What is of course both disheartening and not entirely unexpected is that 38.3% of those polled said that no member of the Diet is worthy of being prime minister, a new record high.
As to the fruits of compromise, they seem to be only barely palatable.
How much do you appreciate the compromise worked out between the ruling parties, the LDP and the New Komeito over the child allowance system?
A lot 16%
Some 41%
Rather not 25%
Not at all 12%
Now taking together the Cabinet support numbers and the party support numbers found in Yomiuri poll, one would think that the government would not have the muscle to push through the bond issuance bill, given the reportedly irreconcilable differences between the DPJ and the LDP-New Komeito on the three remaining of the 4K issues. However, the press is reporting that a meeting of the secretary-generals of the parties has produced a compromise that will allow the bond issuance bill to pass the Diet during the current session. In return the DPJ has promised that the three remaining 4K items in the national budget will be thoroughly overhauled or abolished in next year's budget.

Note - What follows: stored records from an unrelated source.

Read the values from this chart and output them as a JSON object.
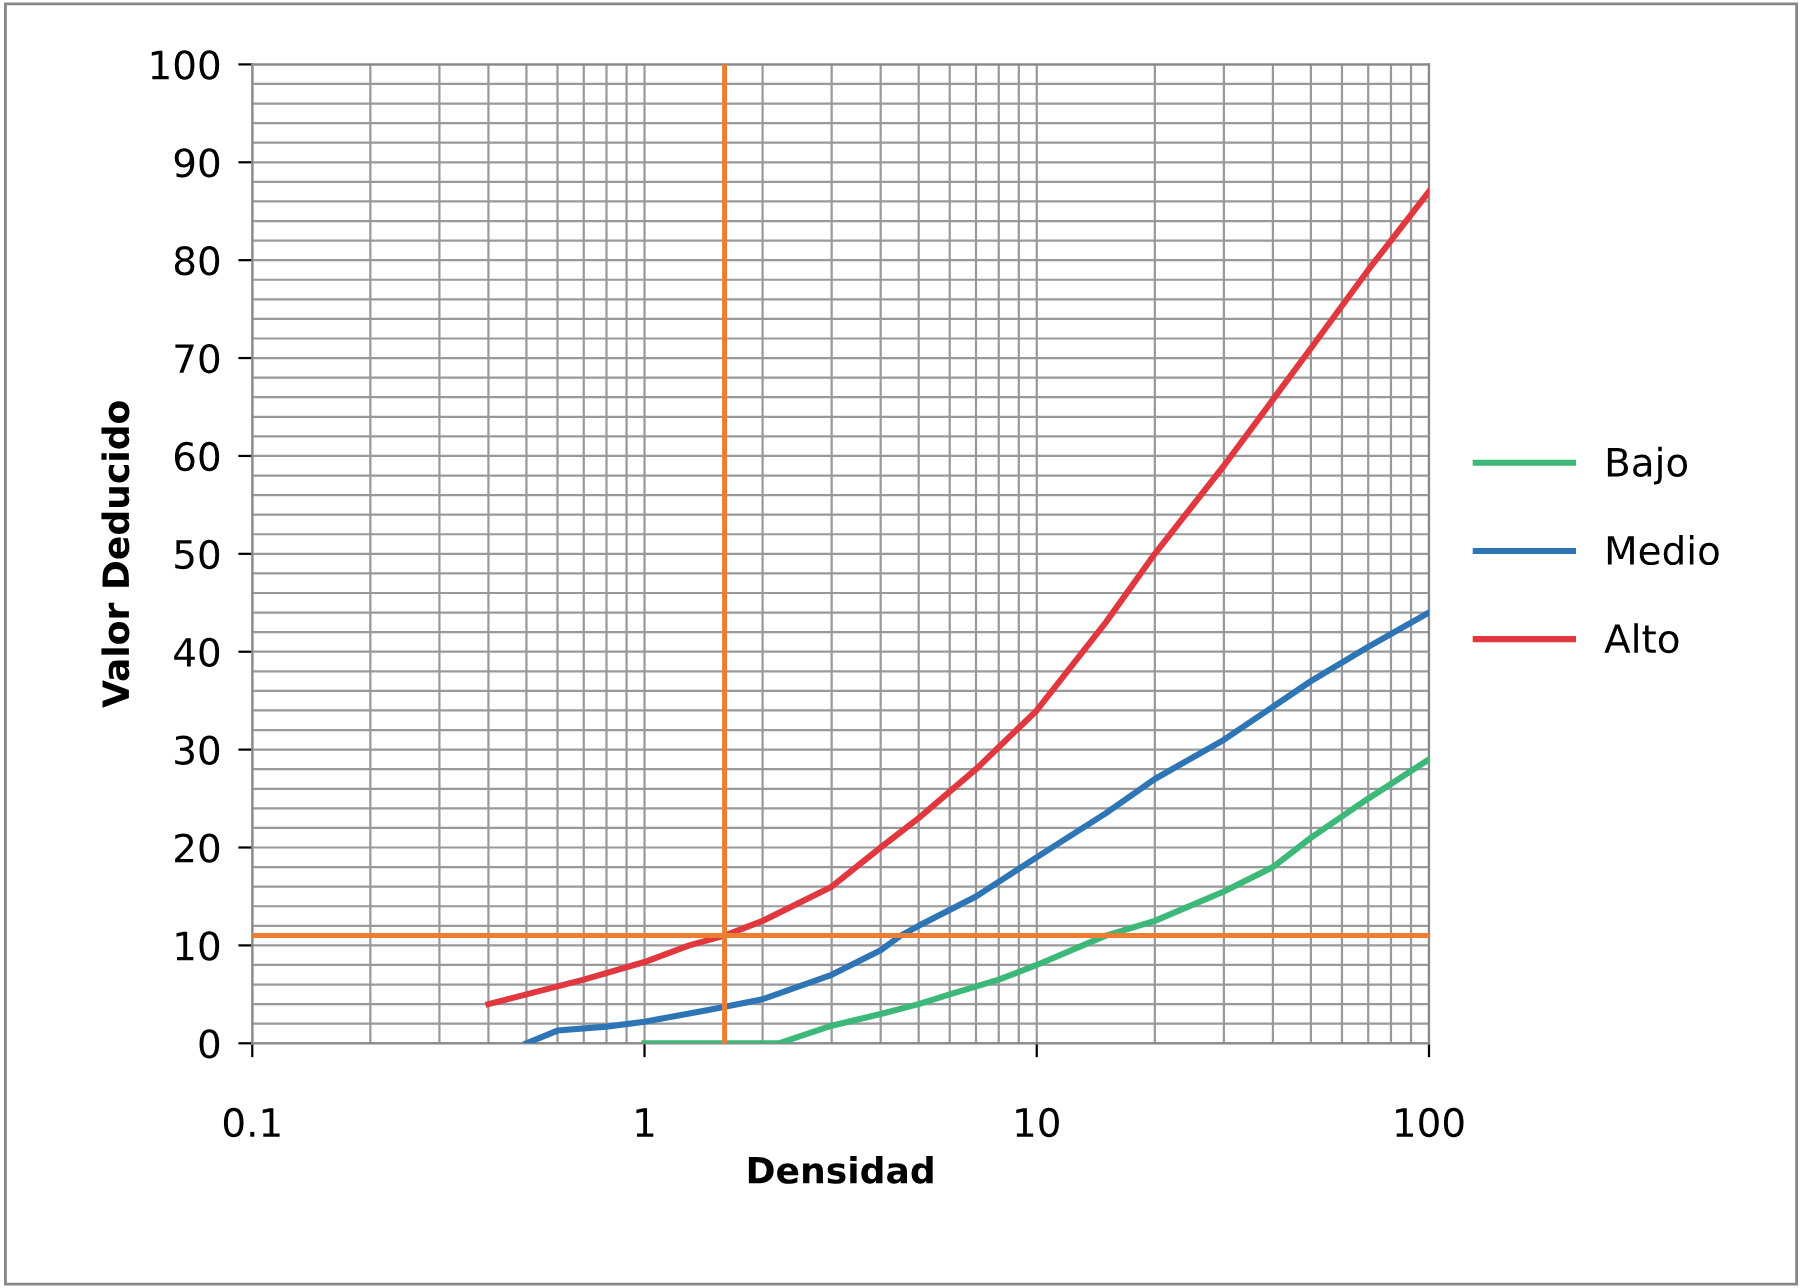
{
  "chart_data": {
    "type": "line",
    "xlabel": "Densidad",
    "ylabel": "Valor Deducido",
    "log": "x",
    "xlim": [
      0.1,
      100
    ],
    "xticks": [
      0.1,
      1,
      10,
      100
    ],
    "ylim": [
      0,
      100
    ],
    "yticks": [
      0,
      10,
      20,
      30,
      40,
      50,
      60,
      70,
      80,
      90,
      100
    ],
    "grid": true,
    "legend": "right",
    "marker": "none",
    "line_style": "solid",
    "series": [
      {
        "name": "Bajo",
        "color": "#3cb878",
        "x": [
          1,
          1.5,
          2,
          2.2,
          3,
          4,
          5,
          6,
          8,
          10,
          15,
          20,
          30,
          40,
          50,
          70,
          100
        ],
        "values": [
          0,
          0,
          0,
          0,
          1.8,
          3,
          4,
          5,
          6.5,
          8,
          11,
          12.5,
          15.5,
          18,
          21,
          25,
          29
        ]
      },
      {
        "name": "Medio",
        "color": "#2e75b6",
        "x": [
          0.5,
          0.6,
          0.8,
          1,
          1.5,
          2,
          3,
          4,
          4.5,
          5,
          7,
          10,
          15,
          20,
          30,
          50,
          70,
          100
        ],
        "values": [
          0,
          1.3,
          1.7,
          2.2,
          3.5,
          4.5,
          7,
          9.5,
          11,
          12,
          15,
          19,
          23.5,
          27,
          31,
          37,
          40.5,
          44
        ]
      },
      {
        "name": "Alto",
        "color": "#e0383e",
        "x": [
          0.4,
          0.5,
          0.7,
          1,
          1.3,
          1.6,
          2,
          3,
          4,
          5,
          7,
          10,
          15,
          20,
          30,
          50,
          70,
          100
        ],
        "values": [
          4,
          5,
          6.5,
          8.3,
          10,
          11,
          12.5,
          16,
          20,
          23,
          28,
          34,
          43,
          50,
          59,
          71,
          79,
          87
        ]
      }
    ],
    "ref_lines": [
      {
        "axis": "x",
        "value": 1.6,
        "color": "#ed7d31"
      },
      {
        "axis": "y",
        "value": 11,
        "color": "#ed7d31"
      }
    ]
  }
}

What put the fire underneath the feet of the LDP and New Komeito, and to a lesser extent the DPJ? It certainly was not the public polling results of the Yomiuri and NHK, which are largely in favor of the LDP and New Komeito continuing their policies of delay and denial.
Perhaps a little matter of a global financial market meltdown convinced the LDP and New Komeito that now was not the time to be playing hacky-sack with the national government's funding mechanism. The collapse in the markets certainly shook up Finance Minister Noda, who was all set to announce his run for the presidency of the DPJ today. With Tokyo markets crashing and the yen rocketing upward, he suddenly had an epiphany that announcing a run for higher office on a program of a rise of the consumption tax to 10% might not be the best use of a finance minister's time. (No worries for Noda's campaign, though. The latest edition of Bungei Shunju goes on sale tomorrow with an article inside penned by Noda explaining how he would run the government.). Perhaps it was the strength of the assurances of DPJ Secretary-General Okada Katsuya that he and most of the party leadership really hated these programs as well.
Anyway, if current reporting reflects reality, only one more piece of legislation now stands between Prime Minister Kan Naoto and his resignation: the renewable energy bill.